IRVINE, Ky. (AP) _ Rumors that a woman was taking pictures of prospective devil-worship victims got so out of hand that an artist-in-residence said she fled for fear of her own safety.

''I've never seen such hysteria over nothing,'' said Janice Braverman, a Cincinnati photographer. She suggested she became the rumor's target because she was a stranger in town, and frantic parents and a school principal failed to determine the truth.

''When I was fleeing town with my wet negatives, my mind went back to the Salem witch trials, and I just couldn't believe that that kind of hysteria could happen today, and I could understand how it could happen then,'' Ms. Braverman said in a telephone interview with The Associated Press late Monday.

''I'm not a threatening-looking person. I'm 5 feet tall,'' said Ms. Braverman, 36. ''I wasn't wearing black. I don't have jaggy eyebrows or long fingernails.''

Ms. Braverman arrived in Irvine in eastern Kentucky in mid-September to start a one-year photography project under a $10,000 grant from the Kentucky Arts Council.

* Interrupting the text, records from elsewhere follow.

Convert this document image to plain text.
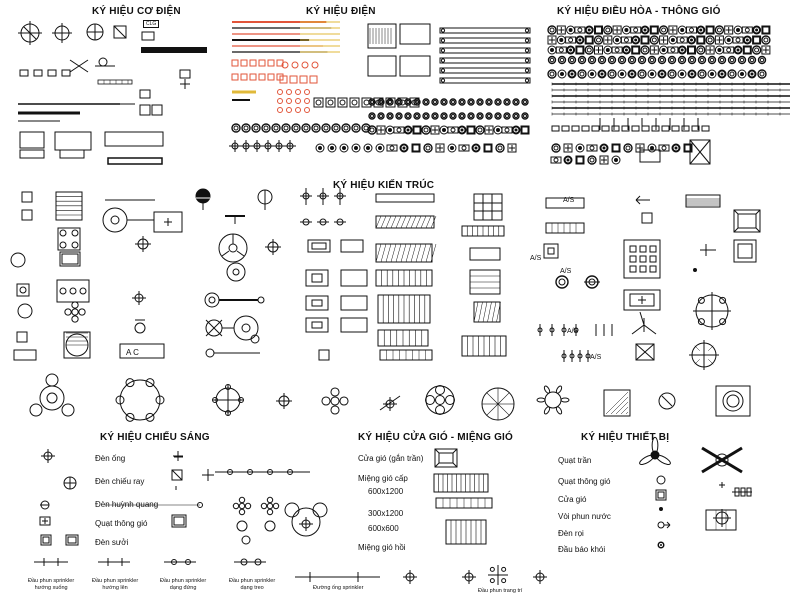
KÝ HIỆU CƠ ĐIỆN	KÝ HIỆU ĐIỆN	KÝ HIỆU ĐIỀU HÒA - THÔNG GIÓ
KÝ HIỆU KIẾN TRÚC
KÝ HIỆU CHIẾU SÁNG	KÝ HIỆU CỬA GIÓ - MIỆNG GIÓ	KÝ HIỆU THIẾT BỊ
CLG
A/S
A/S
A/S
A/S
A/S
A C
Đèn ống
Đèn chiếu ray
Đèn huỳnh quang
Quạt thông gió
Đèn sưởi
Đầu phun sprinkler
hướng xuống
Đầu phun sprinkler
hướng lên
Đầu phun sprinkler
dạng đứng
Đầu phun sprinkler
dạng treo	Đường ống sprinkler	Đầu phun trang trí
Cửa gió (gắn trần)
Miệng gió cấp
600x1200
300x1200
600x600
Miệng gió hồi
Quạt trần
Quạt thông gió
Cửa gió
Vòi phun nước
Đèn rọi
Đầu báo khói
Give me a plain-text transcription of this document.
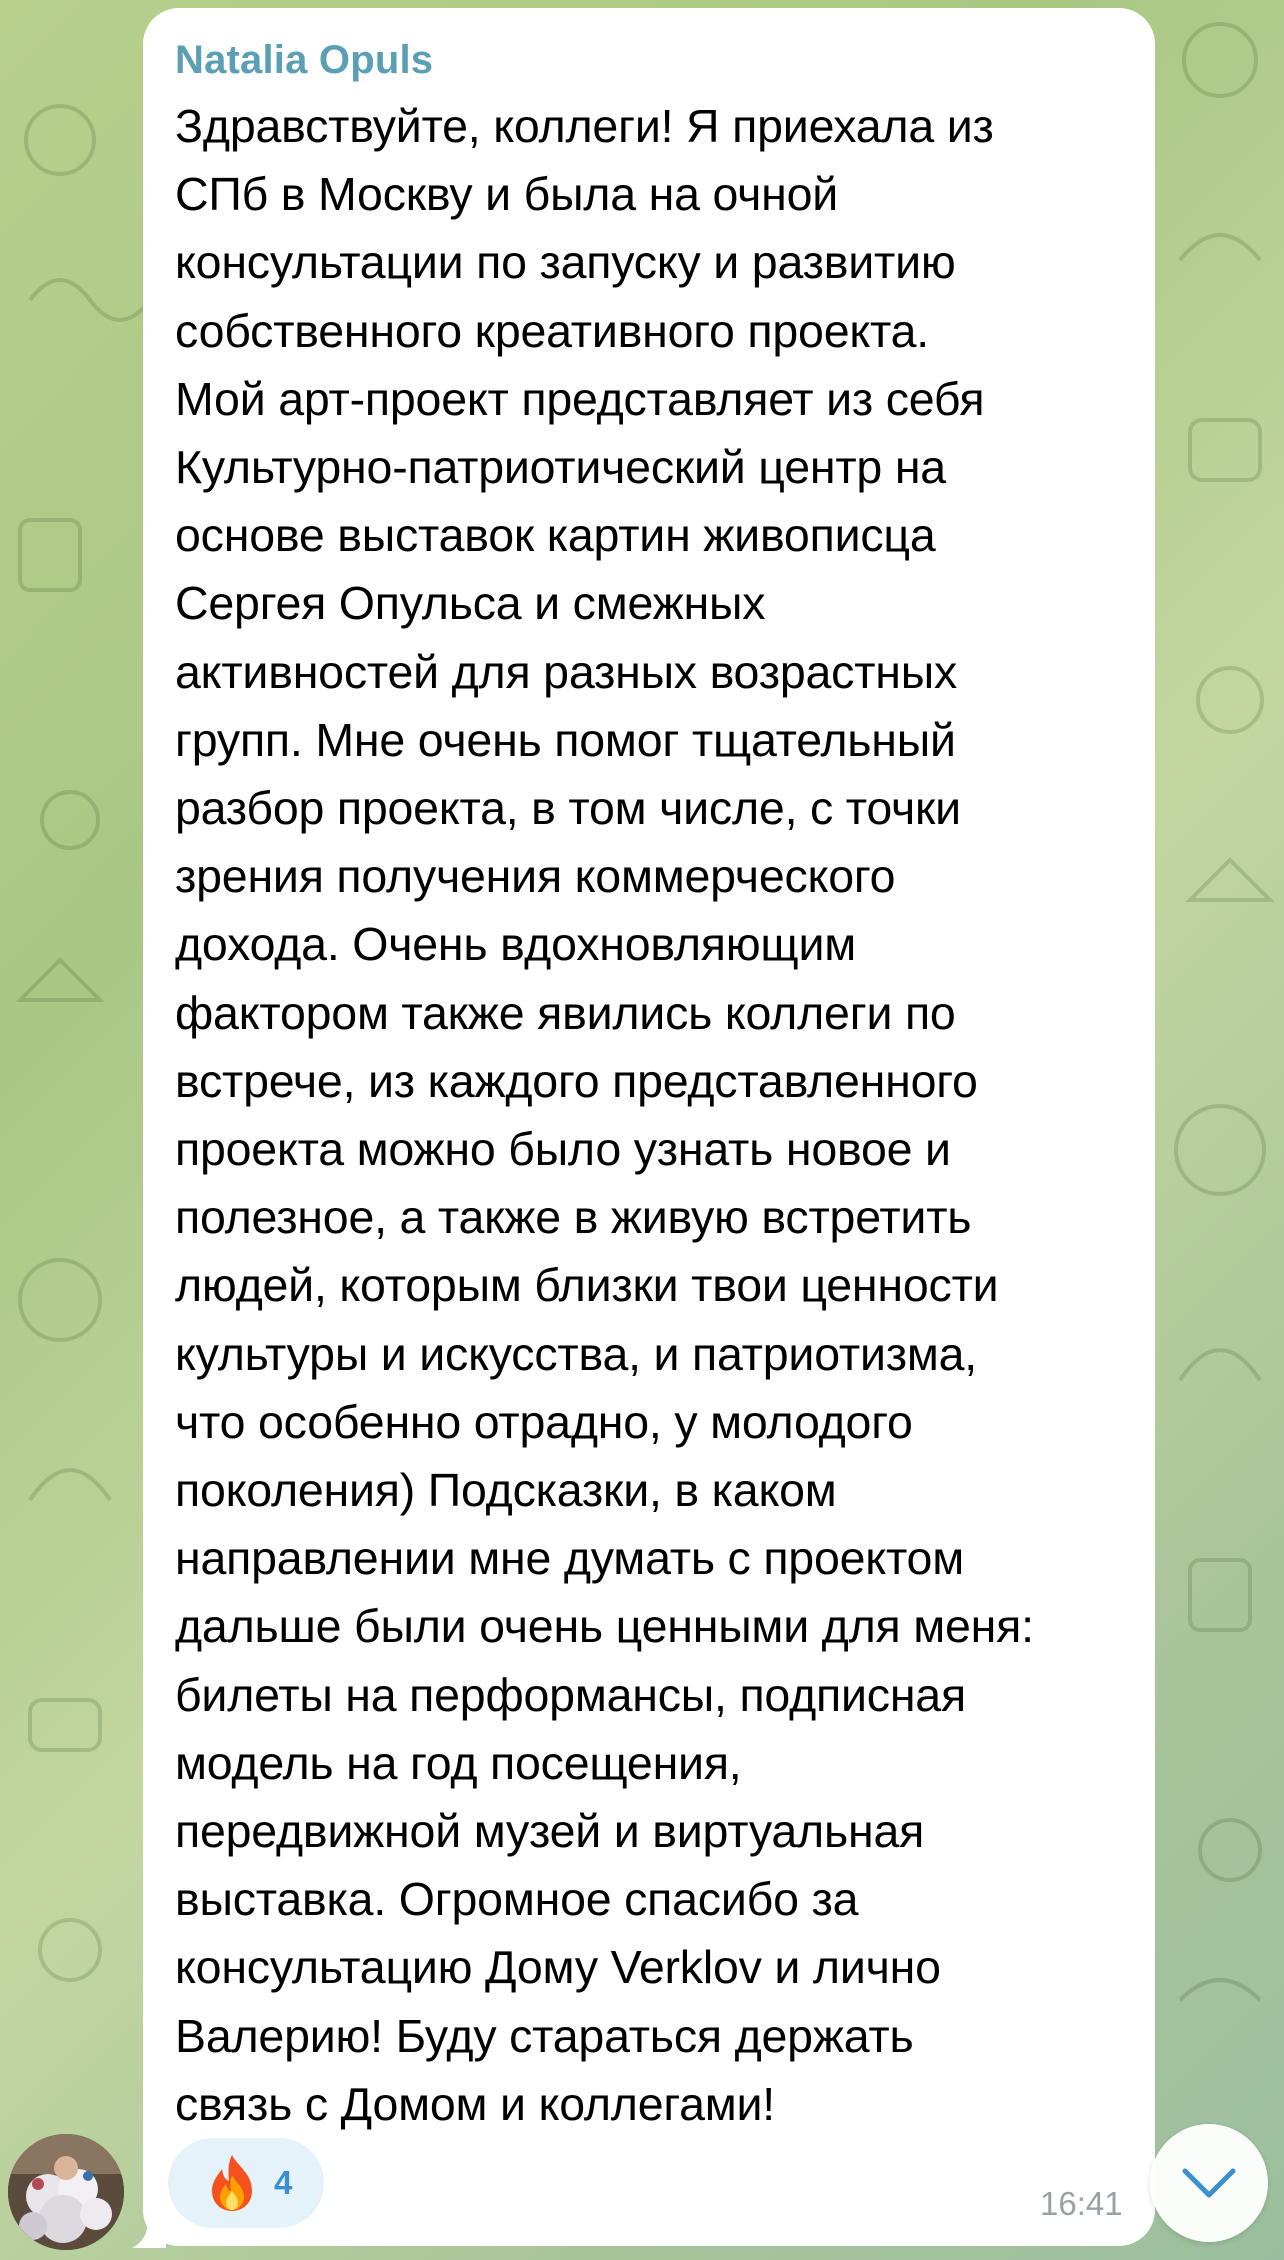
Natalia Opuls
Здравствуйте, коллеги! Я приехала из
СПб в Москву и была на очной
консультации по запуску и развитию
собственного креативного проекта.
Мой арт-проект представляет из себя
Культурно-патриотический центр на
основе выставок картин живописца
Сергея Опульса и смежных
активностей для разных возрастных
групп. Мне очень помог тщательный
разбор проекта, в том числе, с точки
зрения получения коммерческого
дохода. Очень вдохновляющим
фактором также явились коллеги по
встрече, из каждого представленного
проекта можно было узнать новое и
полезное, а также в живую встретить
людей, которым близки твои ценности
культуры и искусства, и патриотизма,
что особенно отрадно, у молодого
поколения) Подсказки, в каком
направлении мне думать с проектом
дальше были очень ценными для меня:
билеты на перформансы, подписная
модель на год посещения,
передвижной музей и виртуальная
выставка. Огромное спасибо за
консультацию Дому Verklov и лично
Валерию! Буду стараться держать
связь с Домом и коллегами!
4
16:41
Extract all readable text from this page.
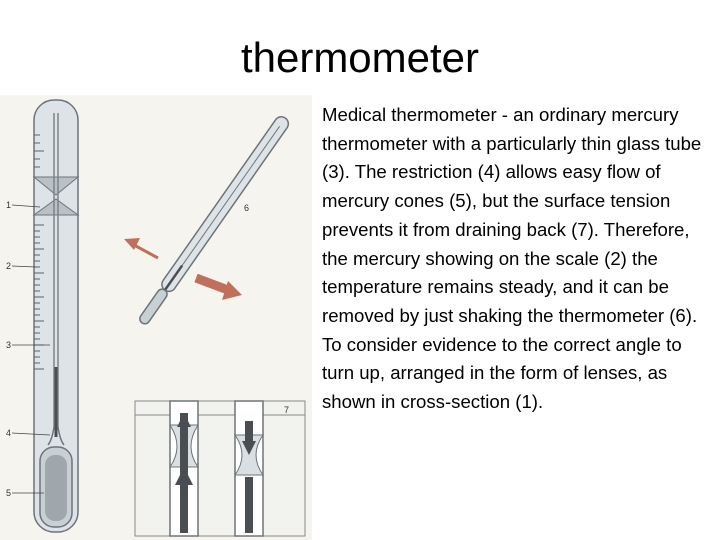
thermometer
1
2
3
4
5
6
7

Medical thermometer - an ordinary mercury thermometer with a particularly thin glass tube (3). The restriction (4) allows easy flow of mercury cones (5), but the surface tension prevents it from draining back (7). Therefore, the mercury showing on the scale (2) the temperature remains steady, and it can be removed by just shaking the thermometer (6). To consider evidence to the correct angle to turn up, arranged in the form of lenses, as shown in cross-section (1).
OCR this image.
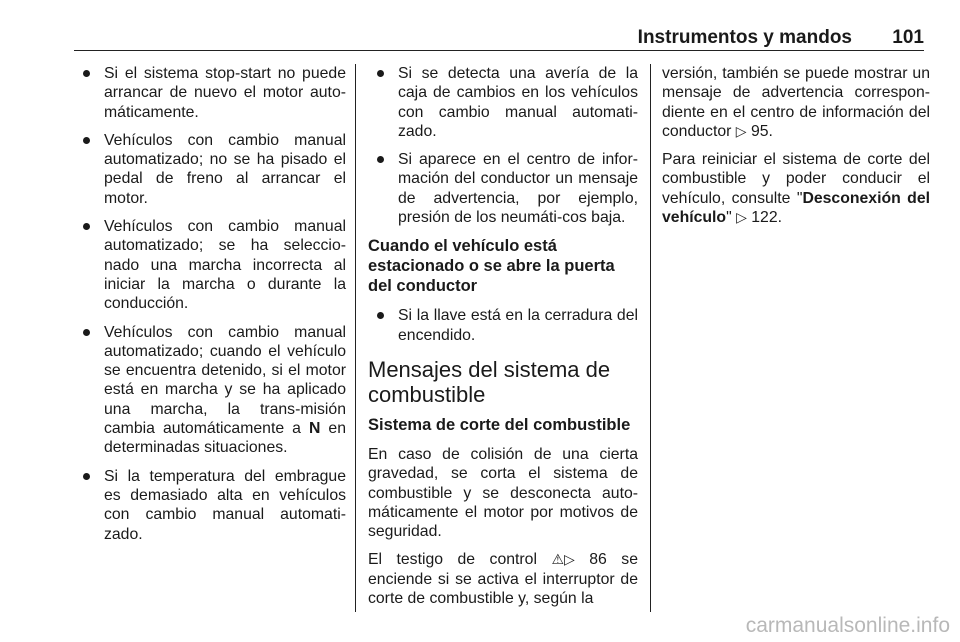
Instrumentos y mandos 101
Si el sistema stop-start no puede arrancar de nuevo el motor auto-máticamente.
Vehículos con cambio manual automatizado; no se ha pisado el pedal de freno al arrancar el motor.
Vehículos con cambio manual automatizado; se ha seleccio-nado una marcha incorrecta al iniciar la marcha o durante la conducción.
Vehículos con cambio manual automatizado; cuando el vehículo se encuentra detenido, si el motor está en marcha y se ha aplicado una marcha, la trans-misión cambia automáticamente a N en determinadas situaciones.
Si la temperatura del embrague es demasiado alta en vehículos con cambio manual automati-zado.
Si se detecta una avería de la caja de cambios en los vehículos con cambio manual automati-zado.
Si aparece en el centro de infor-mación del conductor un mensaje de advertencia, por ejemplo, presión de los neumáti-cos baja.
Cuando el vehículo está estacionado o se abre la puerta del conductor
Si la llave está en la cerradura del encendido.
Mensajes del sistema de combustible
Sistema de corte del combustible

En caso de colisión de una cierta gravedad, se corta el sistema de combustible y se desconecta auto-máticamente el motor por motivos de seguridad.

El testigo de control ⚠▷ 86 se enciende si se activa el interruptor de corte de combustible y, según la

versión, también se puede mostrar un mensaje de advertencia correspon-diente en el centro de información del conductor ▷ 95.

Para reiniciar el sistema de corte del combustible y poder conducir el vehículo, consulte "Desconexión del vehículo" ▷ 122.

carmanualsonline.info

Rumors that devil worshipers were searching for blond, blue-eyed victims for sacrifices reached the town from surrounding counties about the same time.

Ms. Braverman says that when she visited Estill County High School to discuss the photo program with principal Russell Bowen, she ran into four girls in a restroom skipping class.

She told them about the project and they seemed interested.

''These were the kinds of kids I wanted to reach,'' Ms. Braverman said in an interview with The Kentucky Post, a Covington newspaper. ''The ones who might not do well in school and get discouraged - they drop out or skip classes.''

She photographed them mugging for the camera in front of the mirrors and showed them how to take pictures.

By the weekend, rumors were circulating that a woman was taking pictures of blonde-haired, blue-eyed girls, potential victims for devil worshipers.

Ms. Braverman went to Bowen's office the following Monday, Sept. 12, with Estill County Arts Project director Betty Holbrook, who helped arrange the photography project.

Bowen came out of his office yelling and screaming, Mrs. Holbrook said.

''Janice tried to ask him what was the problem, could he tell her what was wrong. He absolutely refused to talk to her,'' Mrs. Holbrook said. ''He threatened to have us arrested and thrown off the school grounds.''

Mrs. Holbrook said the principal chased them from the building, shaking his fist and screaming: ''Get out. Get out.''

Superintendent William Alexander later told them that two parents talked to Bowen about the pictures taken in the restroom and that Bowen somehow linked Ms. Braverman to the rumors, Mrs. Holbrook said.

Asked by the newspaper if he discussed the matter with Ms. Braverman, Bowen said: ''Did I talk with her? I don't have to talk with anyone. To you or anyone else.'' He then hung up.

''He could have calmed things down,'' Ms. Braverman said. ''Instead he fanned the fears.''

''I thought I could give those students something, get them excited about something,'' she said. ''Now I'm waking up from nightmares. I don't know if I ever want to teach again. You can turn around and find yourself accused of something for no reason at all.''

Alexander declined comment Monday. ''As far as I'm concerned, the issue here is closed ... and that's where I'd prefer to leave it,'' he said.

Alexander said no action would be taken against any school officials.

The widespread rumors apparently began after authorities in Breathitt County arrested six people in late July stemming from a grave robbery that Jackson police said appeared to be related to devil worship.

Rumors that Satan worshipers would massacre students in Caldwell County schools sparked what a police official called a ''mass panic'' Sept. 16, when about half of the district's 2,400 students left school.

In West Virginia, officials in Sissonville blamed teen-agers with overactive imaginations for rumors last week that a satanic cult was searching for a blond, blue-eyed child for human sacrifice.